When iron stores drop, your body makes fewer or smaller red blood cells, and each one carries less oxygen. The engine doesn't break, it just runs on less. Climbing stairs takes more effort because your muscles get less oxygen with each breath. Your heart beats harder to compensate. Your skin looks paler because there's less oxygenated blood near the surface. The whole cascade follows from one mineral running short.
The BDA also notes that iron supports muscle development during growth and is involved in enzyme activity and immune function.

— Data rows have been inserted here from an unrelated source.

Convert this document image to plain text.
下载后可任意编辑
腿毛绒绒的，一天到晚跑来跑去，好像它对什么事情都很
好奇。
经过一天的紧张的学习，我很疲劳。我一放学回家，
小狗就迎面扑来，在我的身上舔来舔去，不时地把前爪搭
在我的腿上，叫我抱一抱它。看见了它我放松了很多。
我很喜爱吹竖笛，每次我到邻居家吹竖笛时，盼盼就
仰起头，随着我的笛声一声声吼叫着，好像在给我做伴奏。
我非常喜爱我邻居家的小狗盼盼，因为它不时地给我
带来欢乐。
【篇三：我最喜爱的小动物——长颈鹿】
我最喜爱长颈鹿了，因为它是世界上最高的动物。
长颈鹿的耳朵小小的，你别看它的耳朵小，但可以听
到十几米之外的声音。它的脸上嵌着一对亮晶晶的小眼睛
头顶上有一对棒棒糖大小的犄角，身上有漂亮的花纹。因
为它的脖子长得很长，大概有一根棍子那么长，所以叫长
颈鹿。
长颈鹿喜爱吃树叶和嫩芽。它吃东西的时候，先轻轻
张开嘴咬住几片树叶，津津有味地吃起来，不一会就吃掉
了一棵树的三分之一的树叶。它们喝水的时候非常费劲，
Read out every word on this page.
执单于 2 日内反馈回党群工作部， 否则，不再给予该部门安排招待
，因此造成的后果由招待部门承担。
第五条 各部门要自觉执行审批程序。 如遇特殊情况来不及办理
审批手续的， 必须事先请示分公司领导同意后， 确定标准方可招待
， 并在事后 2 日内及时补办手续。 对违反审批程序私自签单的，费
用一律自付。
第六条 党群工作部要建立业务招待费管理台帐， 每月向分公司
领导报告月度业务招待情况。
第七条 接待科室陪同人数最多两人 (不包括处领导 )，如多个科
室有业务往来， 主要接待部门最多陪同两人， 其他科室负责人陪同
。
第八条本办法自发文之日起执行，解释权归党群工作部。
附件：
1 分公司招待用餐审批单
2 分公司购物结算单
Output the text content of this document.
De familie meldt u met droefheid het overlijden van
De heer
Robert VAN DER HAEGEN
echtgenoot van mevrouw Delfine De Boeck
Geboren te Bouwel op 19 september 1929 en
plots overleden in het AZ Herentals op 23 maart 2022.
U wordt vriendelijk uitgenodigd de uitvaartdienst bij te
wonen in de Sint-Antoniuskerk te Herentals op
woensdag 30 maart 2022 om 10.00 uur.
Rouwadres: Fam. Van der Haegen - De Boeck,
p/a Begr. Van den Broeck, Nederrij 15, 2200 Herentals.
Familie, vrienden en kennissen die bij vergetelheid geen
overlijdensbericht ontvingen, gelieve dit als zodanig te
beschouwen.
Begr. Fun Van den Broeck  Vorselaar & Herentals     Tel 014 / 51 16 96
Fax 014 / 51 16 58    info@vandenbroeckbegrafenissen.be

It's a quiet worker most of the time, which is why its absence announces itself through feel rather than a single obvious symptom.
The numbers
Women aged 19 to 49 need 14.8mg of iron a day. After 50, the figure drops to 8.7mg, the same as men. The difference exists entirely because of menstrual loss. American sites quote 18mg as the RDA for women; that's their figure, set by a different body against a different population. It's not ours.
Most people should be able to get the iron they need from their daily diet, as the NHS puts it. But "most people" conceals a gap: women with heavy periods, those who eat little or no meat, and those in pregnancy or early postpartum are all more likely to find the daily target harder to reach.
What to do this week
The most iron-dense foods are red meat and offal, where the iron is in haem form, absorbed more readily. Fish and poultry also contribute. Plant sources (pulses, dark leafy vegetables, fortified cereals, nuts and seeds) provide non-haem iron, which your body absorbs less efficiently but which still adds up meaningfully across a week.
Two pairing rules that make a meaningful difference. First: eat non-haem iron sources alongside a small amount of vitamin C. Vitamin C changes the form of non-haem iron in your gut, making it easier to absorb. A glass of orange juice with lentils, a squeeze of lemon over wilted spinach. Second: the BDA notes that tannins in tea and coffee make it harder for your body to absorb iron. Try to leave an hour between an iron-rich meal and your next cup.
When to see your GP
A few situations where dietary adjustment isn't the starting point and a GP appointment is.
If your periods are heavy and you're experiencing persistent tiredness, breathlessness, or heart palpitations, raise it at your next appointment. The GP will run a ferritin test, which measures your stored iron and gives a clearer picture than symptoms alone. As the NHS notes, iron tablets follow a blood test and a GP's recommendation, not a suspicion. High-dose iron supplementation without a diagnosis isn't a good idea; too much iron has its own side effects and can mask other causes.
If breathlessness or palpitations are new or pronounced, particularly if you're not someone who typically gets them, it's worth getting checked sooner rather than later. Both can have causes other than low iron, and a blood test rules things in or out quickly.
If you suspect low iron but your periods are normal and your diet is varied, keep a food log for a week and look at how often iron-rich foods appear. That's the kind of pattern we built the app to show, without requiring you to read a nutrition textbook to use it.
A short, honest note
This page is a guide, not a clinic. The symptom patterns described are drawn from NHS and BDA sources; they're useful for recognising when to ask questions, not for diagnosing yourself. If what you're reading keeps fitting after a couple of weeks of paying attention, see your GP. They'll run the right test and read the result in context, which is the bit a blog genuinely cannot do.